Not very well unfortunately. The author's confusion about how binary search works is preventing progress toward this solution. The idea is to do an "unbalanced" binary search, with the pivot chosen as offset (range size * big-endian value of hash / (maximum possible big-endian value of hash + 1)). Correctness is exactly the same as correctness of binary search, because the correctness of binary search does not depend on the offset of the pivot (so long as it's not zero or past the end). At some heuristic range length, fall back to linear search of the range. (Possibly, at some larger length, fall back to balanced binary search... But with efficient linear search of no more than a couple disk pages, I doubt this would help.)
This exactly. The author is not describing their approach very well, so I stopped reading because it was frustrating to try to figure out if they tried this solution.
The simple statement of the approach is:
Use binary search, but instead of using the middle as the pivot, use the estimated position heuristic as the pivot for each iteration.
> You could compute the expected position of the hash in the file as hash / 2^160 * filesize and then just look around in the vicinity of that.
> The idea is to do an "unbalanced" binary search, with the pivot chosen as offset (range size * big-endian value of hash / (maximum possible big-endian value of hash + 1)).
Thanks. I thought something along these lines but didn't know how to express or formalize it. Now I must study unbalanced binary search algorithms.
I tried it out and the maximum deviation of the actual position in the file from the estimated one is a bit under five megabyte for the version 8 file. That is not good enough to just fetch a single page by quite a bit. So I guess building an index is the only real option to get the number of reads down, but even then you will have at least one read. With an SSD that will take on the order of a few hundred microseconds, so it can be done under a millisecond without relying on a cache. Binary search will require about 20 to 30 reads, so without a cache it would be about that much slower, however the first couple of steps will quickly get cached, reducing the number of reads that actually hit the hardware quite a bit.
> Binary search will require about 20 to 30 reads,
This does not pass a sanity check. If one switches to linear scan at 4KiB = 2^12 bytes, then 30 (balanced, but approximately correct for unbalanced) binary search steps would search a 4TiB file.
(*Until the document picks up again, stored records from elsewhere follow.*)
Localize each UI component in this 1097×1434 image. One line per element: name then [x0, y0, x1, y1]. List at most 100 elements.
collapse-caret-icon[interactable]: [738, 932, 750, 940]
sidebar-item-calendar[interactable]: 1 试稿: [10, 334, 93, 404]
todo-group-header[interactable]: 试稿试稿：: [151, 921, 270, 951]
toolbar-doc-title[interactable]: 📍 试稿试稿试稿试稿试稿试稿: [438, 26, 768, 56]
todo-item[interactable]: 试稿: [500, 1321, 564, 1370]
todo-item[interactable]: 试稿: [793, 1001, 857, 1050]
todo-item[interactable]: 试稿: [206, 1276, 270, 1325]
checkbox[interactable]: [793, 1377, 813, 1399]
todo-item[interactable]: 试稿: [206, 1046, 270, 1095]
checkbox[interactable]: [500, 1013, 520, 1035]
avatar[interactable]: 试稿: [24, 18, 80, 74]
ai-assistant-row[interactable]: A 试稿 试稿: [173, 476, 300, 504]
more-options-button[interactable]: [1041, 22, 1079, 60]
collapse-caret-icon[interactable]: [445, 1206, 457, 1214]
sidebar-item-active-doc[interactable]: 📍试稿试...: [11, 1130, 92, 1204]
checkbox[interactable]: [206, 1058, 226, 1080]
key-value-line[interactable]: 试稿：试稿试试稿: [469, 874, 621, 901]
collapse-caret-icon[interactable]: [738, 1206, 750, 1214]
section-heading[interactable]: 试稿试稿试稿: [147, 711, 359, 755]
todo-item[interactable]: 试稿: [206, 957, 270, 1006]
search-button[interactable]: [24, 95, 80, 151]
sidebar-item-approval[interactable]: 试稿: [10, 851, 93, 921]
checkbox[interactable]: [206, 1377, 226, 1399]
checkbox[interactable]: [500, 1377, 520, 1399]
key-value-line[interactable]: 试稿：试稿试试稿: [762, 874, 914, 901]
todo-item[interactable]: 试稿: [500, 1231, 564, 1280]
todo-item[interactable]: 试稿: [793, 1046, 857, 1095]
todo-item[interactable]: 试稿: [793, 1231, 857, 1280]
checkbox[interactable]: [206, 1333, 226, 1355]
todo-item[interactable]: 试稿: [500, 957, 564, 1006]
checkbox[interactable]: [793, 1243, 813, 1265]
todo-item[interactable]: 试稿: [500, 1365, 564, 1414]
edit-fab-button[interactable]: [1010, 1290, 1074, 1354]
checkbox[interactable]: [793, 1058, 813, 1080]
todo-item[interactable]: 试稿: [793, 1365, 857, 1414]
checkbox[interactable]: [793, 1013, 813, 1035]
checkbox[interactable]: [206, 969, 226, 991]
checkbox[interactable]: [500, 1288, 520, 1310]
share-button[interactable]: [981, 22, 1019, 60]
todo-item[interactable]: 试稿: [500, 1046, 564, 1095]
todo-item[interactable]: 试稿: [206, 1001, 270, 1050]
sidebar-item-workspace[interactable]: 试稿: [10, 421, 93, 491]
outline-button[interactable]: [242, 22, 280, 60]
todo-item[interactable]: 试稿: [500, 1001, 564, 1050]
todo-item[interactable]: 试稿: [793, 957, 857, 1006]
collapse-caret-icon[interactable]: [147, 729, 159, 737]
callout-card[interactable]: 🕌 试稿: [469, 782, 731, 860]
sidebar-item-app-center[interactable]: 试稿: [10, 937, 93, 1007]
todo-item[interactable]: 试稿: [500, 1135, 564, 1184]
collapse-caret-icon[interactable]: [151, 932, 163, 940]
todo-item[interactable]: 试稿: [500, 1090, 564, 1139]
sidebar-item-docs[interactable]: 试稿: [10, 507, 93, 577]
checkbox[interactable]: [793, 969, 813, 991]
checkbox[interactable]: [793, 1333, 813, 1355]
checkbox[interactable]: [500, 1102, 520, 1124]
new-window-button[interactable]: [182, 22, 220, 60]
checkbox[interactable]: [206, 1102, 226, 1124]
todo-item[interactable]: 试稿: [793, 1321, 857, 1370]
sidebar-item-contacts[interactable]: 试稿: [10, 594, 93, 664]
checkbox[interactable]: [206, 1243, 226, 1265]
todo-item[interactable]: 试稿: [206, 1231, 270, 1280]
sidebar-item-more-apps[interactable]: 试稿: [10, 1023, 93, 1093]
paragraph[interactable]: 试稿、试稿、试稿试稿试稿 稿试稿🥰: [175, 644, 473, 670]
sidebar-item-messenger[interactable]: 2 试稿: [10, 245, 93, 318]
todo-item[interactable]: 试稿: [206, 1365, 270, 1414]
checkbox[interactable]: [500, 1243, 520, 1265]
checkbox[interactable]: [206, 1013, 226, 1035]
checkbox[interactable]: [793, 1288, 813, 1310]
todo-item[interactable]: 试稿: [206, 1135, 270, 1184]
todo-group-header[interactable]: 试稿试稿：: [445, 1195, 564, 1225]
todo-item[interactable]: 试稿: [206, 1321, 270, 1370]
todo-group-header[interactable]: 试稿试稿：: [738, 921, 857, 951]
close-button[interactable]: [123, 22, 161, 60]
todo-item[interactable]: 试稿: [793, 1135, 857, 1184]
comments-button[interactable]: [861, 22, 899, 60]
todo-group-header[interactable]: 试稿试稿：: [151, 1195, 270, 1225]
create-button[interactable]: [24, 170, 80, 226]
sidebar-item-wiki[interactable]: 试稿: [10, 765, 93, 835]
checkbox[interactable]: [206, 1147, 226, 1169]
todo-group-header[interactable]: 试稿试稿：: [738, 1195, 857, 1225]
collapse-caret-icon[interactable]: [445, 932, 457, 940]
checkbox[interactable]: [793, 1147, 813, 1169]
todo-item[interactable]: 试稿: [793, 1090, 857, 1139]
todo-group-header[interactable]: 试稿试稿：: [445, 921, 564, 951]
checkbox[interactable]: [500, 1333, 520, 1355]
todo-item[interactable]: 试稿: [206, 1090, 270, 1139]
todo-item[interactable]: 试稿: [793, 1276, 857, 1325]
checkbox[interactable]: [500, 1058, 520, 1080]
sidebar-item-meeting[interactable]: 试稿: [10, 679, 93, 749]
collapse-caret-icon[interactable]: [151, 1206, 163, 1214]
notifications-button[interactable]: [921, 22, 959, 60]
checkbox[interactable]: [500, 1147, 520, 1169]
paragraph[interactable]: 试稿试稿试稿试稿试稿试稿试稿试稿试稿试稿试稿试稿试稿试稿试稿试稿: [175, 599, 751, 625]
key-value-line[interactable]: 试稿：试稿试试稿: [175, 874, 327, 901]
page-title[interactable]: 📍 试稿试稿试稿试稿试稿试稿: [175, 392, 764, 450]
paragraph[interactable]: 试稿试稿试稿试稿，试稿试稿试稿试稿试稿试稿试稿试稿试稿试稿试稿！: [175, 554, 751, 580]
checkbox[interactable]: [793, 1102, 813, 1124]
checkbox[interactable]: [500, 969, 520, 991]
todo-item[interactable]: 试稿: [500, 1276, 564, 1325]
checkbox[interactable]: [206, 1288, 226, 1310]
I don't know how big the hash file is but it isn't this big. Not even 4GiB big.
The maximum number of steps is lg(file size)-12, maybe plus 2 or so to account for the unbalanced search. (NB the unbalanced search approximates the balanced only because the hashes are approximately uniform; the relation doesn't hold in general.)
The version 8 file contains 847,223,402 hashes which gives 29.7 bits, that is where I got the 30 reads from. And I assumed the most naïve approach, always just seeking and reading a single hash, but admittedly this would almost certainly not read the final page over and over again. And then I just subtracted 10 taking into account that you would read the final page only once, with 10 being a rough approximation of 12. How many bytes you actually read per read could be affected by all kind of things - sector size, cluster size, page size, read ahead, ... - so 10 bit was good enough for me. But you are right, the number of reads would almost certainly be in the vicinity of 20, not 30.